Ankara: Turkish lawmaker, Muhammet Balta, has said that peace and stability in South Asia are linked to the settlement of the Kashmir dispute.
Muhammet Balta, a member of the Turkish parliament and the ruling Justice and Development Party, speaking at an event hosted by the Pakistani Embassy in Ankara to mark the Kashmir Solidarity Day, said, “We believe that peace and stability of South Asia can’t be thought separately from the Kashmir issue.” He asserted that peace and stability in South Asia are important for global actors, too.
Recalling Kashmir statement made by Turkish President Recep Tayyip Erdogan at the UN General Assembly last year, Balta said, “Our state and nation are in solidarity with Kashmiri people who experienced big pains in the past and also experiencing today.”
“Turkey and Pakistan are two countries that share unprecedented historical friendship and brotherly ties and that share their joy as well as their pain and grief in the most sincere and sacrificing manner as they have proved in their history many times before,” the Turkish lawmaker said. “Therefore, Kashmir and our brothers living in those lands always keep a place in our hearts and minds the same way as Pakistan,” he added.

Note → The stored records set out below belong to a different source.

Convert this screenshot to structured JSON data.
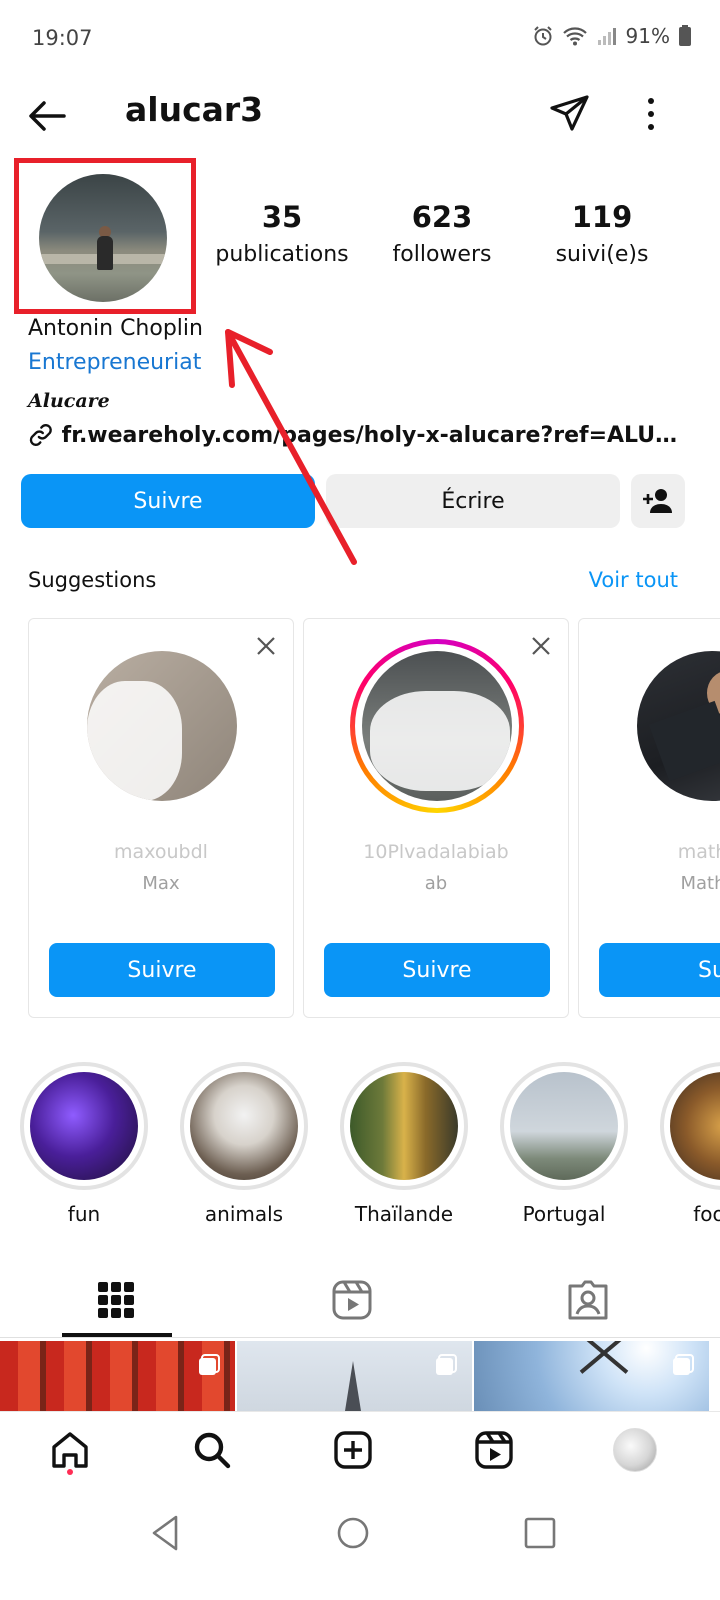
{
  "status_bar": {
    "time": "19:07",
    "battery": "91%"
  },
  "header": {
    "username": "alucar3"
  },
  "profile": {
    "stats": [
      {
        "value": "35",
        "label": "publications"
      },
      {
        "value": "623",
        "label": "followers"
      },
      {
        "value": "119",
        "label": "suivi(e)s"
      }
    ],
    "full_name": "Antonin Choplin",
    "category": "Entrepreneuriat",
    "bio": "Alucare",
    "link": "fr.weareholy.com/pages/holy-x-alucare?ref=ALUC..."
  },
  "actions": {
    "follow_label": "Suivre",
    "message_label": "Écrire"
  },
  "suggestions": {
    "title": "Suggestions",
    "see_all": "Voir tout",
    "cards": [
      {
        "handle": "maxoubdl",
        "name": "Max",
        "button": "Suivre"
      },
      {
        "handle": "10Plvadalabiab",
        "name": "ab",
        "button": "Suivre"
      },
      {
        "handle": "mathia",
        "name": "Mathia",
        "button": "Su"
      }
    ]
  },
  "highlights": [
    {
      "label": "fun"
    },
    {
      "label": "animals"
    },
    {
      "label": "Thaïlande"
    },
    {
      "label": "Portugal"
    },
    {
      "label": "food c"
    }
  ],
  "colors": {
    "accent": "#0a95f6",
    "highlight_box": "#e8202a",
    "annotation_arrow": "#e8202a"
  }
}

Balta said resolution of the Kashmir dispute will serve the benefit of the entire region. However, it is not possible to resolve this issue keeping away the sociological, ethnic, and demographic realities of the region from our eyes, he added.
Referring to India’s August 5, 2019 move to scrap the special status of IIOJK, Balta said, “Protecting the ethnical and demographic structure of the region is serving as a basis for resolving this problem. Therefore, related UN Security Council resolutions also underline the need to protect the demographic structure of the region that is peculiar to itself.” On the other hand, the problem has become more complicated when India unilaterally lifted Article 370 of the Indian Constitution on 5 August 2019, he added.
The lawmaker said the steps are “increasing the problems of the people of the region who are Muslim in the majority. We see these steps as not acceptable.”
“Our country is willing to provide the necessary support to contribute to peace and stability of South Asia with which we have very special historical and cultural ties and to reduce tensions in the region by dialogue,” he said. “I’m Kashmir,” he concluded his speech, referring to the title of a new song composed by a Turkish lyricist about the region.
Alongside a documentary depicting the situation in Kashmir, the song “I’m Kashmir”, written by Turkish lyricist Turgay Evren, was also played at the event. A photo exhibition which showcased the human rights violations being perpetrated by Indian troops in Indian illegally occupied Jammu and Kashmir was also arranged on the occasion.
Earlier, messages of Pakistan President Arif Alvi and Prime Minister Khan were read out at the event.
Pakistan’s Ambassador to Turkey, Syrus Sajjad Qazi, in his brief speech highlighted the massive human rights violations by India to instill fear in the people of IIOJK.
“In this day and age, no matter what lengths the Indian regime goes to block access, no matter how many curtains of secrecy it tries to pull down on the conduct of its armed forces in the Kashmir valley, no matter how many fake NGOs or dead persons it resurrects to peddle its fake news all over the world, the truth is eventually getting out — and the truth is dark and ugly,” he said. He expressed gratitude to Turkey’s principled position and continuous support to Pakistan on the Kashmir dispute, including from the government, Turkish parliament and the people of Turkey.